Alas, Golden Flake Hot does not seem to have survived. I don’t know whether they perished when they became Utz or significantly before then. There is an Utz “Red Hot” variety, but I’m confident it’s not the old Golden Flake recipe.

So here’s some regular ol’ potato chips from the “Flamin’ Hot” line to try. My experience is that this line isn’t bad, but there hasn’t been anything particularly notable either, in flavor or heat. I tried these with a ham sandwich. How did it go?

Well, the ingredient panel is one of a sweet-hot chip: potatoes, vegetable oil, maltodextrin, salt, dextrose, malted barley flour, sugar, tomato powder, torula yeast, natural flavors, yeast extract, onion powder, citric acid, gum acacia, vegetable juice, garlic powder, spices, milk protein concentrate, and annatto extracts.

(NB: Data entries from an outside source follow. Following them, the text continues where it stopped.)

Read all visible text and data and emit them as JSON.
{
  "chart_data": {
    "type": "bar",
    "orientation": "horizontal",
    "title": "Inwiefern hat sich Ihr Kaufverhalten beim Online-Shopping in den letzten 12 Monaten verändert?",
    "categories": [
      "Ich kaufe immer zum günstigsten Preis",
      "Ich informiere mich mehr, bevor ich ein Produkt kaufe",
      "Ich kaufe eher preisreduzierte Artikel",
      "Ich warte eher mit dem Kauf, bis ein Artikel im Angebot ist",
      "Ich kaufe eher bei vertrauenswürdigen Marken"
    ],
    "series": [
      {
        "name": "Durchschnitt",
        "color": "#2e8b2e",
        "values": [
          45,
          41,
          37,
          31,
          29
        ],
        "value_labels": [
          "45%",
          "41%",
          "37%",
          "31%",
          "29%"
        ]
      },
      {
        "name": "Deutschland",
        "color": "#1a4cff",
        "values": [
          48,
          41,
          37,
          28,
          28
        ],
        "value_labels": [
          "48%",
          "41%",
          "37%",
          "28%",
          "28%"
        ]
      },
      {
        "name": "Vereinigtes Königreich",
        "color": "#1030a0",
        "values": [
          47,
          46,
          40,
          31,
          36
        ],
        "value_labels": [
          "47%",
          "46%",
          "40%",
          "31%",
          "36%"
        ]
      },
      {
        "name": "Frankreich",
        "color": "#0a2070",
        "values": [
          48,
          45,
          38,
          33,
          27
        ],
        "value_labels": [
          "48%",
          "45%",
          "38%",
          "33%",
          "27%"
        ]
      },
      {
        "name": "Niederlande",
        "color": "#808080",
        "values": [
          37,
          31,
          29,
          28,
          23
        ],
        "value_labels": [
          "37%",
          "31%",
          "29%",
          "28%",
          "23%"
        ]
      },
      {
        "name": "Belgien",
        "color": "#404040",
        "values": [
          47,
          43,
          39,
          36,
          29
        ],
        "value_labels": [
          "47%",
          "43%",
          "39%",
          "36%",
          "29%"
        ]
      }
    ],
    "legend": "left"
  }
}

We also learn the chips are red because of vegetable juice, as opposed to smushed bugs or some other distasteful ways the megacorps bring you red on your food when God didn’t.

I had a few with a ham sandwich, and I’m pleased to report these are down the road of Golden Flake Hot potato chips a good piece. They are not quite as sweet—think of the difference between Oreo and Hydrox, or Pepsi and Coca-Cola—but they’re right in that quadrant.

I didn’t need a drink, but they are fairly hot for a mainstream snack product, so don’t catch yourself out in traffic without a drink or something.

While not an exceptional product, Lay’s Flamin’ Hot potato chips deliver well enough to be a good pickup for sandwich duty or the ball game.